The series of incidents hasn’t deterred him from tweeting, either. According to Twitter data gathered on Musk’s account, the number of times he’s tweeted has been steadily increasing since at least September of last year. Last July, Elon Musk had 10.81 million followers on Twitter. A year later, he’s more than doubled that to 22.3 million. He’s also been tweeting more; this June, he tweeted 86 times, or nearly three times per day.
Part of the problem is that Musk’s tweets weren’t, until recently, a problem. Musk is a charismatic leader, and his visibility, combined with his willingness to mix it up online, has pushed Tesla’s valuation to its current eye-popping $54 billion — despite that the company has never turned a yearly profit. Tesla investors and fans alike believe in the promise of a dreamer who’s nevertheless managed to do, via his companies, a lot of what he’s set out to.
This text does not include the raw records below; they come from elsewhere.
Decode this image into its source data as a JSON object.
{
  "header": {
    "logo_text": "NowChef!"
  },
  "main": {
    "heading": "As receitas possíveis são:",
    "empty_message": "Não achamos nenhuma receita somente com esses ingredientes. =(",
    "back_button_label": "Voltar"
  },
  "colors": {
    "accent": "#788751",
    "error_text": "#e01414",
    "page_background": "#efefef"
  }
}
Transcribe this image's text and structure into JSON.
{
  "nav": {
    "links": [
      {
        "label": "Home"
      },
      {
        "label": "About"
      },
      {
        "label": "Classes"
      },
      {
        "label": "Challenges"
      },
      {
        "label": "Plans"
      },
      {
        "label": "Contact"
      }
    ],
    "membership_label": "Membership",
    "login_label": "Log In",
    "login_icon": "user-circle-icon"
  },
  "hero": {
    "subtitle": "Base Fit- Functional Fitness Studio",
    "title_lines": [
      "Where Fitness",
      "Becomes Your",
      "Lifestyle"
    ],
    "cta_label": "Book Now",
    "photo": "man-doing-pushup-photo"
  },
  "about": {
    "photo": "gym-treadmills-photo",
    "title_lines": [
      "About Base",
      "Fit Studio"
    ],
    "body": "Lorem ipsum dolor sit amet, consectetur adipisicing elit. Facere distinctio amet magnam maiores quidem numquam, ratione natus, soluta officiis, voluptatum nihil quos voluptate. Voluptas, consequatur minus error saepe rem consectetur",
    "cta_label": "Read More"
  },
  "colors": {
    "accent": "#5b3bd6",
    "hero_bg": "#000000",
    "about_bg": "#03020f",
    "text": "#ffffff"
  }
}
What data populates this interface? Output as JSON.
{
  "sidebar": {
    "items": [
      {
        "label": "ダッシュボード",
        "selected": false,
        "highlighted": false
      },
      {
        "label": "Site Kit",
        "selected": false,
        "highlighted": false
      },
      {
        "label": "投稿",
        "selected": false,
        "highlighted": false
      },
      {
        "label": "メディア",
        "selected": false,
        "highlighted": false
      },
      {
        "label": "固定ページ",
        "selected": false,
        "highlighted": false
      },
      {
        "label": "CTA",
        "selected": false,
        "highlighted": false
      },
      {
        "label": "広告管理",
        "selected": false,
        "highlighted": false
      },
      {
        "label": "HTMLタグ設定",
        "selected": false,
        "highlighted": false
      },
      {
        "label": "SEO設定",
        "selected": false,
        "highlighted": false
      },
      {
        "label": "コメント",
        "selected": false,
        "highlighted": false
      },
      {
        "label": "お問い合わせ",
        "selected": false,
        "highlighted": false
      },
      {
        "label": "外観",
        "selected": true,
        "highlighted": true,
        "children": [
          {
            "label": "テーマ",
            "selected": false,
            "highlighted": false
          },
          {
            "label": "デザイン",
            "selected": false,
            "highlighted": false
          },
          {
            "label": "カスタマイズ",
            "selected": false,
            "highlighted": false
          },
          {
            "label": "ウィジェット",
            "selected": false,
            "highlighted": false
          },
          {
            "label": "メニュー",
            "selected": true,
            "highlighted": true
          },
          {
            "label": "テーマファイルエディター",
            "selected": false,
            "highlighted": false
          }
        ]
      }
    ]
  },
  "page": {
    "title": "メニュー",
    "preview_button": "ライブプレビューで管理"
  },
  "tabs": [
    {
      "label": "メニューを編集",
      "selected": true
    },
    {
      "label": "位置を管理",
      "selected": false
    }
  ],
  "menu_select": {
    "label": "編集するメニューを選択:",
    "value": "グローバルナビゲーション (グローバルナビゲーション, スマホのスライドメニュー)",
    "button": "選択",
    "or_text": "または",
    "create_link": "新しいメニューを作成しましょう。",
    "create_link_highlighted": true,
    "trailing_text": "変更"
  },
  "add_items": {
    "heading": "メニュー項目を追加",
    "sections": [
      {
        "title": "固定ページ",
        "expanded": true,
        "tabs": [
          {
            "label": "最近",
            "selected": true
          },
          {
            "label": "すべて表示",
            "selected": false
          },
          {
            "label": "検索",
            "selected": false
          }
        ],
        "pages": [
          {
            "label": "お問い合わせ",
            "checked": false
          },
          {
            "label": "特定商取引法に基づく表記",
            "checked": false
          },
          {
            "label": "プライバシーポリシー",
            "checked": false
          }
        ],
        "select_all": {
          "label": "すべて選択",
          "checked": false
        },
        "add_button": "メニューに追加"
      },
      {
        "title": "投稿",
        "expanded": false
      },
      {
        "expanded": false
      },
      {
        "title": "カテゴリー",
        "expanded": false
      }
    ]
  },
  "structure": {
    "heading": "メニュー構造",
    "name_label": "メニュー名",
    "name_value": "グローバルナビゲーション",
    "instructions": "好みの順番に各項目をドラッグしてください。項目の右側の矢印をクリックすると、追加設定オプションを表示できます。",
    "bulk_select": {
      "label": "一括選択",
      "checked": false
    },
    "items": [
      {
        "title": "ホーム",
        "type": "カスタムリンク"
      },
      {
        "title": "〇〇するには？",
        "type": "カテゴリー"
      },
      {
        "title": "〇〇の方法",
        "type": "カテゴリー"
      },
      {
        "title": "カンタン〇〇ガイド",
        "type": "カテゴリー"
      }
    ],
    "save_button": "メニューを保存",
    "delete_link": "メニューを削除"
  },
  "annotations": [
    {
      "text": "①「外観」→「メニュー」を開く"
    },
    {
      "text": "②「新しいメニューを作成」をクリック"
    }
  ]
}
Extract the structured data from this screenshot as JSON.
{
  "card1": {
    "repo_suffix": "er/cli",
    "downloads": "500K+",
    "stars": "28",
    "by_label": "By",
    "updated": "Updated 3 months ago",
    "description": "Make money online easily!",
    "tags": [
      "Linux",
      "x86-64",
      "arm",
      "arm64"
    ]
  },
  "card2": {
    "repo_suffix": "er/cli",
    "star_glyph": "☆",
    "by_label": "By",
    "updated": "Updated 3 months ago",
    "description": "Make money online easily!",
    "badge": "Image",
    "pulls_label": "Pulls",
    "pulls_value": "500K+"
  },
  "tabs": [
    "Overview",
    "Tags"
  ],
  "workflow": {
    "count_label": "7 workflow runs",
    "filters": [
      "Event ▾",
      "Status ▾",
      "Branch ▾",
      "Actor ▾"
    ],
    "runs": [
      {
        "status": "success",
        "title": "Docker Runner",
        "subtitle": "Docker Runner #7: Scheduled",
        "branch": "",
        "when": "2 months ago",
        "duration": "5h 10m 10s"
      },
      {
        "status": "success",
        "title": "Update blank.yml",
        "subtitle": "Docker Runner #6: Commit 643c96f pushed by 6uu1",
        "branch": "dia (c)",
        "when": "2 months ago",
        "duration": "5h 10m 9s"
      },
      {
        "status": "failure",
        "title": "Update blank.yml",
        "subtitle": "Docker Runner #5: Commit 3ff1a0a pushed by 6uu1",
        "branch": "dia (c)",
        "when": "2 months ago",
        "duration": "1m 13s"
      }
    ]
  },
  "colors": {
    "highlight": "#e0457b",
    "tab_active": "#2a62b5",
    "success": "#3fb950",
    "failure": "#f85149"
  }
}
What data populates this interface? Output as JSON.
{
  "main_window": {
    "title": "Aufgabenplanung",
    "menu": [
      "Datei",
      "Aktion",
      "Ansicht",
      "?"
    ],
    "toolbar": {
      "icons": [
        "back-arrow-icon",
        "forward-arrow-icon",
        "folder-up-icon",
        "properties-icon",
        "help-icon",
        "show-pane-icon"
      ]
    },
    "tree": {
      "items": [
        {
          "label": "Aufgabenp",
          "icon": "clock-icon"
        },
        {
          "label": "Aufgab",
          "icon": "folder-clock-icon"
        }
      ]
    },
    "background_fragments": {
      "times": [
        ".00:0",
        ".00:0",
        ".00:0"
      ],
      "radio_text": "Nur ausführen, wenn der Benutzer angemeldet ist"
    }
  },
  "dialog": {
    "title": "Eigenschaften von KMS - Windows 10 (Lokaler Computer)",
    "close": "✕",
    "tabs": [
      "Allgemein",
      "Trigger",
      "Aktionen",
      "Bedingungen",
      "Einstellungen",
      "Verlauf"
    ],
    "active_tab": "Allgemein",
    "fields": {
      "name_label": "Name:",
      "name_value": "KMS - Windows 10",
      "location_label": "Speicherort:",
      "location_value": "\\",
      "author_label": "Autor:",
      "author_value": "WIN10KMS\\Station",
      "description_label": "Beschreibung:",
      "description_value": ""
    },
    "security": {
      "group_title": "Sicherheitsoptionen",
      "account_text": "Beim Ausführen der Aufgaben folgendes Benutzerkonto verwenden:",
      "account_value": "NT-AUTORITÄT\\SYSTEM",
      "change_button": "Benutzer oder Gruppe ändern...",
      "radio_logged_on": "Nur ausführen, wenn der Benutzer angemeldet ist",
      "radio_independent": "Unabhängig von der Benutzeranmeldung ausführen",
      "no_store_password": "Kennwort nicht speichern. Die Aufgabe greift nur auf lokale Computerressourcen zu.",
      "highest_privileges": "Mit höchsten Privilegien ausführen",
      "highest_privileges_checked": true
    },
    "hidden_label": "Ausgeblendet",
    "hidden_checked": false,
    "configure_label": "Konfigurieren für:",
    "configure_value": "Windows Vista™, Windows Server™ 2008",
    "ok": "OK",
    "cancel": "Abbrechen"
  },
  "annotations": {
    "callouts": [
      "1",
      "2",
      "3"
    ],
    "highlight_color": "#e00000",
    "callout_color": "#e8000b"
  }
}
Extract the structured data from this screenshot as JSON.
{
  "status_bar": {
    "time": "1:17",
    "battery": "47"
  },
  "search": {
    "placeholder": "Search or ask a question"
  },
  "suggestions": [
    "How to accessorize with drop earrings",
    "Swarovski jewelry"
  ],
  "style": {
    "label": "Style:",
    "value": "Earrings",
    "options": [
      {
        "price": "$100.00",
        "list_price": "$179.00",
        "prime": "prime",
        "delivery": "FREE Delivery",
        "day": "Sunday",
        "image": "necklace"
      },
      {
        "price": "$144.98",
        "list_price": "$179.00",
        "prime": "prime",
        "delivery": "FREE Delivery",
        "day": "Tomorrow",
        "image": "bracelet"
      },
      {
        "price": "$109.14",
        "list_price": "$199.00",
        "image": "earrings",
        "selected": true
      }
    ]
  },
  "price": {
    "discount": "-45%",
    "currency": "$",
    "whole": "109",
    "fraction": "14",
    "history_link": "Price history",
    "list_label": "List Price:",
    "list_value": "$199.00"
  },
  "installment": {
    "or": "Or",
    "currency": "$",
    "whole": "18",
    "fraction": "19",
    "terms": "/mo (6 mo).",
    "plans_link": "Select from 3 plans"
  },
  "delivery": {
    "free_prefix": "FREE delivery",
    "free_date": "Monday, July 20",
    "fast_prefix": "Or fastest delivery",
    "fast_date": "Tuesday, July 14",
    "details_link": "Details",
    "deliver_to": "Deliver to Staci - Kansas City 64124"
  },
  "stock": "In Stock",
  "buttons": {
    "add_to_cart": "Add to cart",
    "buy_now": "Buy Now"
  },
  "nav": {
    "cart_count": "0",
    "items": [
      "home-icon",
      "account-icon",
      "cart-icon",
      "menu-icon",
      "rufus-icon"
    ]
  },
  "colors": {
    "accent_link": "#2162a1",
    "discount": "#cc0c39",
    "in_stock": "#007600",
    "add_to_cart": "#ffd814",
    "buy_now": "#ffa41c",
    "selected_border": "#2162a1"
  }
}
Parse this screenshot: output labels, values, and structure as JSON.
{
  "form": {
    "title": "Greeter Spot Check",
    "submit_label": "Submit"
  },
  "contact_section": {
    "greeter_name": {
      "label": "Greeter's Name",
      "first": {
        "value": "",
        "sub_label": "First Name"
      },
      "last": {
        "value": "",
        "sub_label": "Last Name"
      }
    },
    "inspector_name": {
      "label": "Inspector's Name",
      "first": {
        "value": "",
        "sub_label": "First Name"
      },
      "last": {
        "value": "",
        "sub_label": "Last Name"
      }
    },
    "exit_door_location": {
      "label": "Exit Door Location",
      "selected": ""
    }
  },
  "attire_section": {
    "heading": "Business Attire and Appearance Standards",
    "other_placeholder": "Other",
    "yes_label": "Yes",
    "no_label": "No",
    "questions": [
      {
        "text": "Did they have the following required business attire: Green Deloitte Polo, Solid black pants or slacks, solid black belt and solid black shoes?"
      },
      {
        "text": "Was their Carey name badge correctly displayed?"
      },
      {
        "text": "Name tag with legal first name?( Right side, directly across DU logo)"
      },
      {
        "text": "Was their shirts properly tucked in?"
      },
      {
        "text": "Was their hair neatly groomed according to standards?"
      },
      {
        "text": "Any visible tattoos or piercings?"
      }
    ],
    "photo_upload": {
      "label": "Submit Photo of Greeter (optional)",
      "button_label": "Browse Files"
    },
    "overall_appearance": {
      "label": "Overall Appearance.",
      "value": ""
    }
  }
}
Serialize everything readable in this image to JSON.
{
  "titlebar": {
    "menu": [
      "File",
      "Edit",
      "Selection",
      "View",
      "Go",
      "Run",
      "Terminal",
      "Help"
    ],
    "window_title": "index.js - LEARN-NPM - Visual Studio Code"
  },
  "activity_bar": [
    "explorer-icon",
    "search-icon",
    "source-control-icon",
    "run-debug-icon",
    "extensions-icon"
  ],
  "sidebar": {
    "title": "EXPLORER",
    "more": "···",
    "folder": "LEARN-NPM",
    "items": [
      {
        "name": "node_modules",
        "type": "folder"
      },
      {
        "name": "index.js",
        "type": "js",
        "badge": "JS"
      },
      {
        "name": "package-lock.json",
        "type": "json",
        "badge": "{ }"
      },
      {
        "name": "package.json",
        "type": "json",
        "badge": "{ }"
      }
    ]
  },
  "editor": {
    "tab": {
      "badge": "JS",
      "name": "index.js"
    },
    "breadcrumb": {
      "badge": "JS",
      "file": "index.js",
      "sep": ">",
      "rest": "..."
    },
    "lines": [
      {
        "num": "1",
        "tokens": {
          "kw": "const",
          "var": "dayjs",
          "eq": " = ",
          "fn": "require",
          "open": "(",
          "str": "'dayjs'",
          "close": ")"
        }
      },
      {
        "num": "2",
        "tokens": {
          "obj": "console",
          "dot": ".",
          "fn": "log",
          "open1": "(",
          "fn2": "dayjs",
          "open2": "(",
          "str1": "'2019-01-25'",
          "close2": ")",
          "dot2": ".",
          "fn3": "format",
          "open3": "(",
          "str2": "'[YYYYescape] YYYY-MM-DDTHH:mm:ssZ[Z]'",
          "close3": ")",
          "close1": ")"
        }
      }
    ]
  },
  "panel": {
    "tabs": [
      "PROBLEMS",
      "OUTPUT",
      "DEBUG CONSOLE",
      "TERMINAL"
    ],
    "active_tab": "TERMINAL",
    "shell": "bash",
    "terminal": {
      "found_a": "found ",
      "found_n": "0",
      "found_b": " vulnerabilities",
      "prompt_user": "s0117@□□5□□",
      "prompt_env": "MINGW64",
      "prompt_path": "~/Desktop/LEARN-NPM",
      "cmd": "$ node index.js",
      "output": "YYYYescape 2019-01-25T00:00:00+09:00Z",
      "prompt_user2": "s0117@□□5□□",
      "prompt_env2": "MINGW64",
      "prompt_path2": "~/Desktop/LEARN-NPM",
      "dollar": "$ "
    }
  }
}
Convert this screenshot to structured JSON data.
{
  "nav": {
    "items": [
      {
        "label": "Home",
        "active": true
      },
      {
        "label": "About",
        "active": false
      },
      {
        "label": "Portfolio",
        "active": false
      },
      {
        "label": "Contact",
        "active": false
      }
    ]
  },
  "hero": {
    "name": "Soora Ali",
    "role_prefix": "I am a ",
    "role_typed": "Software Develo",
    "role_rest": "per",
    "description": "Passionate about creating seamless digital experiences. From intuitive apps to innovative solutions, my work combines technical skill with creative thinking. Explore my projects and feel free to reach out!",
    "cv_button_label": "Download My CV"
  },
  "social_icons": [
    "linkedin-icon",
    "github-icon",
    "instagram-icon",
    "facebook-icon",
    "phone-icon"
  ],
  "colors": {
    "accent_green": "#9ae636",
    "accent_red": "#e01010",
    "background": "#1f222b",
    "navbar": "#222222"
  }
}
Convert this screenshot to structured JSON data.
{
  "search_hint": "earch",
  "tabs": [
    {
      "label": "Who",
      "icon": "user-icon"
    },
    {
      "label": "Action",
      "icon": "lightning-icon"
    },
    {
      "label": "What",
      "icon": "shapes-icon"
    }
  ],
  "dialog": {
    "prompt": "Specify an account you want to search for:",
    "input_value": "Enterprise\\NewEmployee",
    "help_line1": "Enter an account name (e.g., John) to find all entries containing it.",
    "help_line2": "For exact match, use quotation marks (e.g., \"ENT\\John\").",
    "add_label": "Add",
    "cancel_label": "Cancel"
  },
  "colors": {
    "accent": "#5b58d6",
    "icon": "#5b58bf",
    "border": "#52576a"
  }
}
But it seems that even Musk realizes that his inflammatory tweets aren’t always the wisest course of action. In a recent interview with Businessweek, the Tesla CEO told a reporter about his Twitter philosophy. “If you’re on Twitter, you’re in the arena,” Musk said. “And so essentially if you attack me, it is therefore OK for me to attack back. Is there a place where you think I launched an attack on someone who has never attacked me?” And then: “So the question is: If somebody attacks you on Twitter, should you say nothing? Probably the answer in some cases is yes, I should say nothing. In fact, most of the time I do say nothing. I should probably say nothing more often.” A little over a week later, he tweeted at Unsworth.
The Wild Boars were eventually rescued after a grueling effort that claimed the life of one Thai Navy SEAL. In their first public appearance since their escape, the boys, all aged between 11 and 17, were joyous. They took pre-screened questions from the assembled media; one person asked about the lessons they’d learned from their ordeal. Ake, their coach, replied that he was going to live more carefully. Ardun, the stateless 14-year-old who coordinated with the team’s rescuers because he was the only one who spoke English, said the experience had taught him the consequences of acting carelessly. For now, at least, it’s a lesson that Musk has no apparent reason — or willingness — to learn.